Arizona’s financial responsibility act requires that motorist purchase coverage from a licensed insurer for no less than the following amounts: (1) $15,000 bodily injury or death to a single person; (2) $30,000 bodily injury or death of two or more persons; and (3) $10,000 for injury or destruction of property of others in any single accident. A.R.S. § 28-4009. No other insurance coverages are required. This is the minimum amount of insurance a driver may purchase, but it does not need or address critical issues that can and often do arise in an automobile accident such as (1) which insurance companies to purchase from or (2) what other damages could occur; and (3) are the amounts adequate to protect you in a real-world situation.
Cheap insurance is an opinion based concept, but it implies a less expensive monthly, bimonthly or annual premium. It also means insurance coverage from a company not widely known and/or a policy that complies strictly with only the minimum coverages required by Arizona law. This blog will not address which insurance company is “best” as many of them are similar and offer varying degrees of benefits and detriments, often having little to do with how they handle or pay a claim. Instead, this blog will address the types of coverages and policies that are “cheap” and why you should avoid such policies.

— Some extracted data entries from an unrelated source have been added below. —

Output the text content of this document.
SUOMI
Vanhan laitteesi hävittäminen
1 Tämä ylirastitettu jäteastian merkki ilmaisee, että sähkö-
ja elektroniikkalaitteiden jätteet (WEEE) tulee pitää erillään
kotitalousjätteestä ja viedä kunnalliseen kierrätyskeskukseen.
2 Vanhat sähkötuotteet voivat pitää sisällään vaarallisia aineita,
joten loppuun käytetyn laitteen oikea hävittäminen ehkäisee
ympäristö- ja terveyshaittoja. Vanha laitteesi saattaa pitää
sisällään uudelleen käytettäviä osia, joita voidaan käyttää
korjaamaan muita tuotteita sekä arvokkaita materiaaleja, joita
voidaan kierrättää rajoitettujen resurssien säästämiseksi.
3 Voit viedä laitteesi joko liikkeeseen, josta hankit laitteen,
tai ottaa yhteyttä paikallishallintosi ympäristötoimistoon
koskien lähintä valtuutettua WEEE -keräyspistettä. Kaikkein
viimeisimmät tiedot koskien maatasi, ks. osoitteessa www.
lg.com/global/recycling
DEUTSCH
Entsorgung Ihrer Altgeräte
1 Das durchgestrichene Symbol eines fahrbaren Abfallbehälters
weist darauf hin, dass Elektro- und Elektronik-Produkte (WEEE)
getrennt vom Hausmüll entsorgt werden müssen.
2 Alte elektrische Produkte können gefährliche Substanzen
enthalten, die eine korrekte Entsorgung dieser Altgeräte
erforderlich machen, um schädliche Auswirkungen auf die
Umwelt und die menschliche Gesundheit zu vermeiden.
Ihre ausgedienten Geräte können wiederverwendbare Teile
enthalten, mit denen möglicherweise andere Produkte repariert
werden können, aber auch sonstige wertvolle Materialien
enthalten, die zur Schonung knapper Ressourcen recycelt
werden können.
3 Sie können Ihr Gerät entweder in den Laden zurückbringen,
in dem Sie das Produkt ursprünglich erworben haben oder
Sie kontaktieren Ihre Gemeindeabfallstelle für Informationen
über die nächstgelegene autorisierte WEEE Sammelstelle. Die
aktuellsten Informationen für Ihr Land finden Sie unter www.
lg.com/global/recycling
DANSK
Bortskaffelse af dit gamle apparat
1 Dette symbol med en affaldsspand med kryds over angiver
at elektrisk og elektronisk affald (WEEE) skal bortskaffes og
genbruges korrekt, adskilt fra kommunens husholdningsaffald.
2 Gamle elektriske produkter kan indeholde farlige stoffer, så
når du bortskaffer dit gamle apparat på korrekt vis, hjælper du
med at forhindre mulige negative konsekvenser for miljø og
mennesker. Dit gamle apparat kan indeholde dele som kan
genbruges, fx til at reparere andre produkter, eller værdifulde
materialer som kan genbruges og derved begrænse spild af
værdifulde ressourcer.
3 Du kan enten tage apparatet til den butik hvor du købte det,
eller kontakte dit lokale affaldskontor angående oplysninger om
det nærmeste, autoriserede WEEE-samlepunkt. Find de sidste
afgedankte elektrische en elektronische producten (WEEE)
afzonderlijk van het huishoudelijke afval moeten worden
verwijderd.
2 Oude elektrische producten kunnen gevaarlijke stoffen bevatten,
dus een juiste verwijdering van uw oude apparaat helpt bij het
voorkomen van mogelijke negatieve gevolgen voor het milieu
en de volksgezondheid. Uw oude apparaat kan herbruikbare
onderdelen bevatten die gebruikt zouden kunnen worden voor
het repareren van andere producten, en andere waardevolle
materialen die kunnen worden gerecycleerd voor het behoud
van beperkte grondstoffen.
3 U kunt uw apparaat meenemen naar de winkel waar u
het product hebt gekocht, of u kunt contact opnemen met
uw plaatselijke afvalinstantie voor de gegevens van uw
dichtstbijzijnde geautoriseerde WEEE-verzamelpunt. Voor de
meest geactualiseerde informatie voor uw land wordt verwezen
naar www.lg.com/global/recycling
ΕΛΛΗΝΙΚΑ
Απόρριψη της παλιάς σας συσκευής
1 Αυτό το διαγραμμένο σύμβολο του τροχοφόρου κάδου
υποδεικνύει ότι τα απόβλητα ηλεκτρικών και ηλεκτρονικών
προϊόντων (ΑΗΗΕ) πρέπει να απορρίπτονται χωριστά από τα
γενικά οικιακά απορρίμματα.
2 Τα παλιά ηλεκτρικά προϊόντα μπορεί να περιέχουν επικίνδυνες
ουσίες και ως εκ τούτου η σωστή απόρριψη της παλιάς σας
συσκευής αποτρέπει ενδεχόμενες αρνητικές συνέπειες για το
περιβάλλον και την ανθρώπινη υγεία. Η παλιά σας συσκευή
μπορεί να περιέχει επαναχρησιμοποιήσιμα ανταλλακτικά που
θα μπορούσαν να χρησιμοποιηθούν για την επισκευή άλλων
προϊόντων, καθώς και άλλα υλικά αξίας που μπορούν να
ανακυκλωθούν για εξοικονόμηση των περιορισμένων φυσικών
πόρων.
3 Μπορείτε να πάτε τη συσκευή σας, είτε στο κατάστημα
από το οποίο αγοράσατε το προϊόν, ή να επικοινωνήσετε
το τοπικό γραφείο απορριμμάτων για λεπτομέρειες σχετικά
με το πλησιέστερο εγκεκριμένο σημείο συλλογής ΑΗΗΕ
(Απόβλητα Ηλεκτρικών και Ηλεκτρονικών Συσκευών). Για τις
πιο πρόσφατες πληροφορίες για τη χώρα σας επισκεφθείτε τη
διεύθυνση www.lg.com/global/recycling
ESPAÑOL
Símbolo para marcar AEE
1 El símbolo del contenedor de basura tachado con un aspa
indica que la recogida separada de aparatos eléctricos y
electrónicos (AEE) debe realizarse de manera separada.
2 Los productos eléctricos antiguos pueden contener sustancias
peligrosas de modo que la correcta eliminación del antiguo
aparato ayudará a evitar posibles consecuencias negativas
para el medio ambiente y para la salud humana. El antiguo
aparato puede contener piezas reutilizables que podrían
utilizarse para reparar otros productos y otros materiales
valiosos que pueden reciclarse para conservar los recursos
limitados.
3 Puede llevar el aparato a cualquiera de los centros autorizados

A “cheap” policy is one that adheres only to the minimum requirements of the law. In other words, one that protects the driver (insured) just if the driver is at-fault for an accident, and only covers the property or injuries caused to an innocent driver, and only up to a certain amount. Such a policy would not protect you from (1) injuries caused to another driver that is greater than $15,000 or greater than $30,000 if more than one person was injured; (2) for damage to vehicles greater than $10,000; (3) from drivers that caused your injuries or property damage if they and not you were at-fault, or (4) for injuries you incurred that are greater than the amount of his/her (other driver’s) insurance coverage.
If the damage or injuries you caused exceeds the amount of your policy coverage, you are personally liable for the difference. Personal liability for the excess amount can lead to wage garnishment, bank garnishment and even the sale of your vehicles or house (in some instances). This is exposure to damages you may have caused. Also, “cheap” insurance does not protect you against damages another driver may inflict upon you. For example, if you have no collision coverage on your vehicle, you may have to pay for your property damage should the other driver have no insurance (uninsured) or only minimum limits for property damage ($10,000). If the driver that struck you caused damage to your vehicle and other vehicles in the same accident, all of you would be claimants on the same $10,000. Thus, you may be stuck paying the difference out of your pocket. Also, if you were injured by an uninsured driver, there would be no coverage available to compensate you for your medical bills, pain and suffering and other damages you would ordinarily be entitled to under Arizona law. Uninsured motorist coverage in a sufficient amount would protect you against this possibility. Also, if the driver that injured you only carried “cheap” insurance with minimum limits, any expenses and injuries more than $15,000, would have to be paid for by you. Purchasing underinsured motorist coverage in a sufficient amount would protect against this possibility. In addition, underinsured motorist coverage follows you, not the vehicle. This means that if you were injured by another motorist, even if you were not in a vehicle (i.e. riding a bicycle or walking), underinsured motorist coverage would protect you if the at-fault driver had a policy with limits that could not cover for the full amount of your bodily injuries.
Paying for cheap coverage is perfectly fine as long as you can see the future and know that your future is accident-free. Unfortunately, we live in a world where most people drive vehicles, are not adequately insured, and cause accidents. Saving money on auto insurance is not a financially sound decision.